Il pouvait réclamer tous les remboursements pour les médicaments, qui n’étaient pas soumis à un plafond. Or, avec les modifications apportées par Mabe Canada, une entreprise mexicaine, tout cela ne tient plus.
« Toutes les protections offertes par le régime d’assurance maladie de Mabe seront soumises à un plafond post-retraite à vie de 60 000 $ », peut-on lire dans le document expédié par la compagnie.
Cela signifie qu’une fois le plafond atteint (à la fois pour les soins de santé et pour les médicaments), le régime ne couvrira plus les frais soumis par ses retraités malades, selon la compréhension de Pierre Vinet.
Ce dernier a tenté d’obtenir des éclaircissements auprès de son ex-employeur. « Mais les réponses ne sont pas très claires, et je vis dans l’angoisse. Les changements au régime sont entrées en vigueur le 1er juillet 2007 ! », lance-t-il, stupéfait.
Il dit ne pas être seul dans cette situation. « Il y a des employés retraités avec qui j’ai travaillé qui sont eux aussi malades et qui vont souffrir terriblement », soutient-il.
Labatt
Il y a quelques mois, Labatt du Canada, maintenant la propriété des intérêts brésiliens AmBev, a provoqué la colère chez ses employés en modifiant les régimes de soins de santé sans consulter ses retraités. Labatt a fixé le plafond à vie à 50 000 $, en mars dernier.

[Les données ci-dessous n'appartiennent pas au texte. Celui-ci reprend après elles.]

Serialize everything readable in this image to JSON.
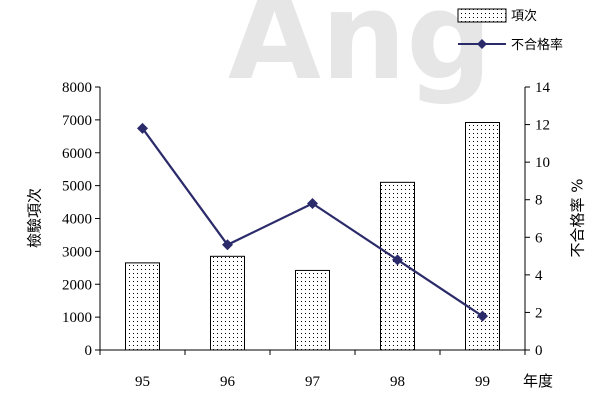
{
  "watermark_text": "Ang",
  "chart_data": {
    "type": "bar",
    "categories": [
      "95",
      "96",
      "97",
      "98",
      "99"
    ],
    "xlabel": "年度",
    "ylabel": "檢驗項次",
    "y2label": "不合格率 %",
    "ylim": [
      0,
      8000
    ],
    "y2lim": [
      0,
      14
    ],
    "yticks": [
      "0",
      "1000",
      "2000",
      "3000",
      "4000",
      "5000",
      "6000",
      "7000",
      "8000"
    ],
    "y2ticks": [
      "0",
      "2",
      "4",
      "6",
      "8",
      "10",
      "12",
      "14"
    ],
    "series": [
      {
        "name": "項次",
        "type": "bar",
        "axis": "left",
        "values": [
          2650,
          2850,
          2420,
          5100,
          6920
        ]
      },
      {
        "name": "不合格率",
        "type": "line",
        "axis": "right",
        "values": [
          11.8,
          5.6,
          7.8,
          4.8,
          1.8
        ]
      }
    ],
    "legend": "top-right",
    "grid": false,
    "colors": {
      "line": "#2b2b6b",
      "bar_fill": "#ffffff",
      "bar_stroke": "#000000",
      "bar_dots": "#000000"
    }
  }
}
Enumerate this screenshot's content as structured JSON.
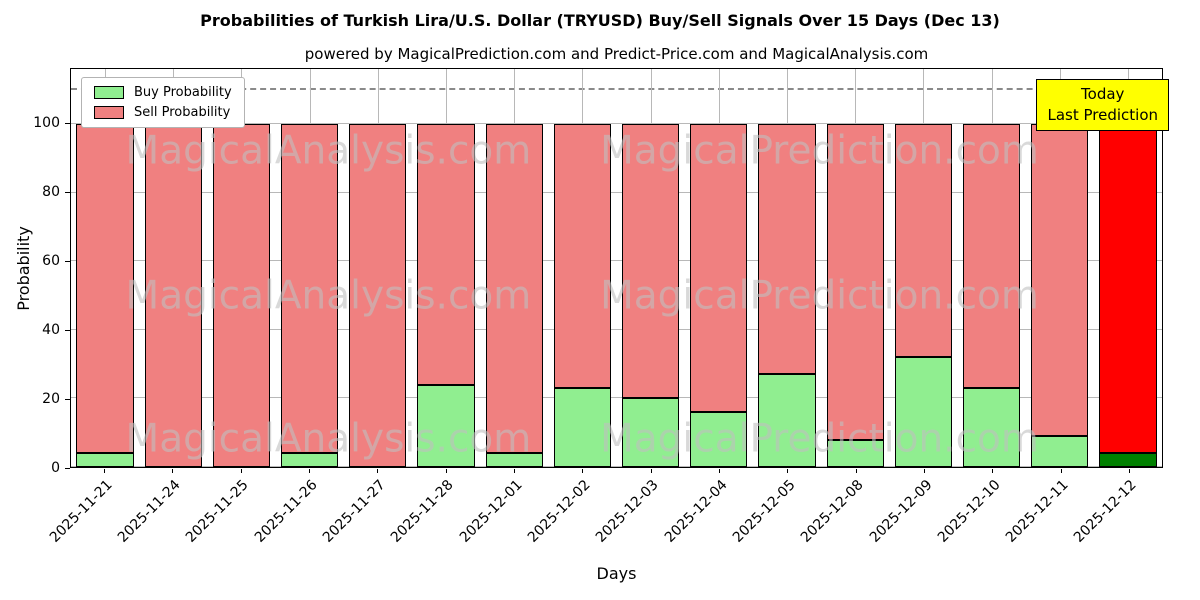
{
  "title": "Probabilities of Turkish Lira/U.S. Dollar (TRYUSD) Buy/Sell Signals Over 15 Days (Dec 13)",
  "subtitle": "powered by MagicalPrediction.com and Predict-Price.com and MagicalAnalysis.com",
  "annotation": {
    "line1": "Today",
    "line2": "Last Prediction",
    "bg_color": "#ffff00"
  },
  "legend": [
    {
      "label": "Buy Probability",
      "color": "#90ee90"
    },
    {
      "label": "Sell Probability",
      "color": "#f08080"
    }
  ],
  "watermarks": [
    "MagicalAnalysis.com",
    "MagicalPrediction.com"
  ],
  "chart_data": {
    "type": "bar",
    "stacked": true,
    "title": "Probabilities of Turkish Lira/U.S. Dollar (TRYUSD) Buy/Sell Signals Over 15 Days (Dec 13)",
    "xlabel": "Days",
    "ylabel": "Probability",
    "ylim": [
      0,
      116
    ],
    "yticks": [
      0,
      20,
      40,
      60,
      80,
      100
    ],
    "dashed_line_y": 110,
    "grid": true,
    "legend_position": "upper-left",
    "categories": [
      "2025-11-21",
      "2025-11-24",
      "2025-11-25",
      "2025-11-26",
      "2025-11-27",
      "2025-11-28",
      "2025-12-01",
      "2025-12-02",
      "2025-12-03",
      "2025-12-04",
      "2025-12-05",
      "2025-12-08",
      "2025-12-09",
      "2025-12-10",
      "2025-12-11",
      "2025-12-12"
    ],
    "series": [
      {
        "name": "Buy Probability",
        "color": "#90ee90",
        "today_color": "#008000",
        "values": [
          4,
          0,
          0,
          4,
          0,
          24,
          4,
          23,
          20,
          16,
          27,
          8,
          32,
          23,
          9,
          4
        ]
      },
      {
        "name": "Sell Probability",
        "color": "#f08080",
        "today_color": "#ff0000",
        "values": [
          96,
          100,
          100,
          96,
          100,
          76,
          96,
          77,
          80,
          84,
          73,
          92,
          68,
          77,
          91,
          96
        ]
      }
    ]
  }
}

Cette mesure fait toutefois l’objet d’un recours collectif qui a été déposé mercredi dernier devant les tribunaux ontariens.
Les retraités de Labatt regroupés au sein d’une association pour le recours collectif font valoir que le brasseur s’est rendu coupable de « bris de contrat » en modifiant les conditions déjà négociées avec ses employés.
En dépit de l’angoisse qui l’habite, Pierre Vinet a décidé de ne pas se laisser abattre.
« Il n’est pas question que je les laisse faire sans réagir », insiste-t-il.
Il est allé rencontrer « les gens des ressources humaines » chez Camco, mais sans avoir de réponse satisfaisante.
« On a simplement tenté de me rassurer. Mais le document de la compagnie est sans équivoque : on veut mettre un plafond à vie pour les réclamations des médicaments », martèle-t-il.
Il a même téléphoné à la Régie de l’assurance maladie du Québec (RAMQ), où on lui a dit qu’il « n’a rien à craindre » pour le remboursement des médicaments.
« Mais qui dit vrai ? », questionne-t-il.
À ses côtés, sa femme Fernande, elle aussi retraitée de Camco - « 40 ans et 4 mois », dit-elle - contient difficilement sa colère.
« On n’avait pas besoin de cela. On a travaillé toute notre vie ensemble chez Camco et on apprend qu’on devra se battre pour faire rembourser les médicaments de mon mari », dit-elle.
Pierre Vinet calcule qu’il aura atteint la limite de 60 000 $ pour ses médicaments en janvier 2008.
« Je vais faire quoi après ? Vendre ma maison pour payer mes pilules ? Et ma femme, elle va se retrouver à la rue, sans maison ? Je ne sais plus quoi penser », laisse tomber le retraité.
Le Journal a tenté à plusieurs reprises d’obtenir la version de Mabe Canada, mais aucun de nos appels n’a été retourné.